I'm sitting here tonight reflecting on my children's lives... there's a tug at my heart as my woman hormones zero in on the fact that it's the LAST night that I will ever have a 5 yr old that has never been to kindergarten.... it's the LAST night that I will ever have a 13 yr old who has yet to experience high school... because in just a few short hours, we will wake to alarm clocks and the rising sun, and I will kiss my freshman as she heads out the door to catch her bus... and I will walk my kindergartner and my 3rd grader down the street and hand them off to their teachers for another year of school.

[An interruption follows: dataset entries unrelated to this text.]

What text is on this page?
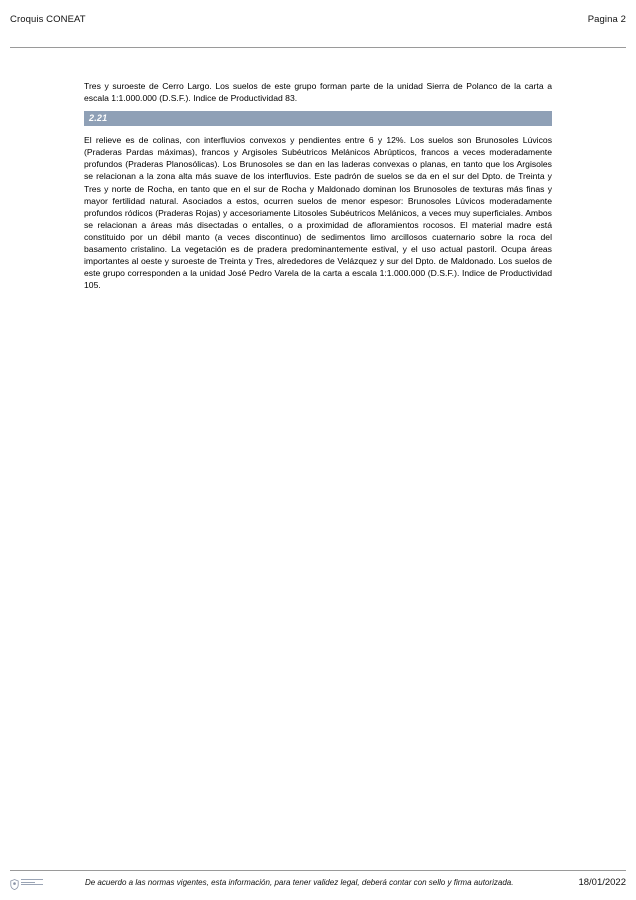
Croquis CONEAT	Pagina 2

Tres y suroeste de Cerro Largo. Los suelos de este grupo forman parte de la unidad Sierra de Polanco de la carta a escala 1:1.000.000 (D.S.F.). Indice de Productividad 83.

2.21

El relieve es de colinas, con interfluvios convexos y pendientes entre 6 y 12%. Los suelos son Brunosoles Lúvicos (Praderas Pardas máximas), francos y Argisoles Subéutricos Melánicos Abrúpticos, francos a veces moderadamente profundos (Praderas Planosólicas). Los Brunosoles se dan en las laderas convexas o planas, en tanto que los Argisoles se relacionan a la zona alta más suave de los interfluvios. Este padrón de suelos se da en el sur del Dpto. de Treinta y Tres y norte de Rocha, en tanto que en el sur de Rocha y Maldonado dominan los Brunosoles de texturas más finas y mayor fertilidad natural. Asociados a estos, ocurren suelos de menor espesor: Brunosoles Lúvicos moderadamente profundos ródicos (Praderas Rojas) y accesoriamente Litosoles Subéutricos Melánicos, a veces muy superficiales. Ambos se relacionan a áreas más disectadas o entalles, o a proximidad de afloramientos rocosos. El material madre está constituido por un débil manto (a veces discontinuo) de sedimentos limo arcillosos cuaternario sobre la roca del basamento cristalino. La vegetación es de pradera predominantemente estival, y el uso actual pastoril. Ocupa áreas importantes al oeste y suroeste de Treinta y Tres, alrededores de Velázquez y sur del Dpto. de Maldonado. Los suelos de este grupo corresponden a la unidad José Pedro Varela de la carta a escala 1:1.000.000 (D.S.F.). Indice de Productividad 105.

De acuerdo a las normas vigentes, esta información, para tener validez legal, deberá contar con sello y firma autorizada.	18/01/2022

I don't have baby fever. I really don't. But I do miss the days of footie pajamas and sippy cups, and the pat of a diapered butt in the middle of the night. I miss sticky cheerio fingers and ketchupped hair and the lyrics to Little Einsteins and The Wiggles are slowly being replaced with more modern ones like Roar, and Fight Song. Makeup and nail polish have replaced hairbows and bathtub crayons.
My eyes will linger a little longer on the refrigerator art... the squiggled stick figures and the handprint art that came from daycare last year... I'll smile each time I pass the preschool graduation pictures on the bookshelf... and I will still come home from work late at night and turn on the hall light and kiss each of them and smell their skin, and pet their sweet heads and whisper how much I love them into their sleeping ears, hoping they will hear me in their dreams.
Here's to a new year... new firsts, first lasts, last firsts... excitement and heartbreak... My heart goes out to the mommas out there! This is just one of the rough ones for me! (3 more to go until I'm crying about college tuition.) haha!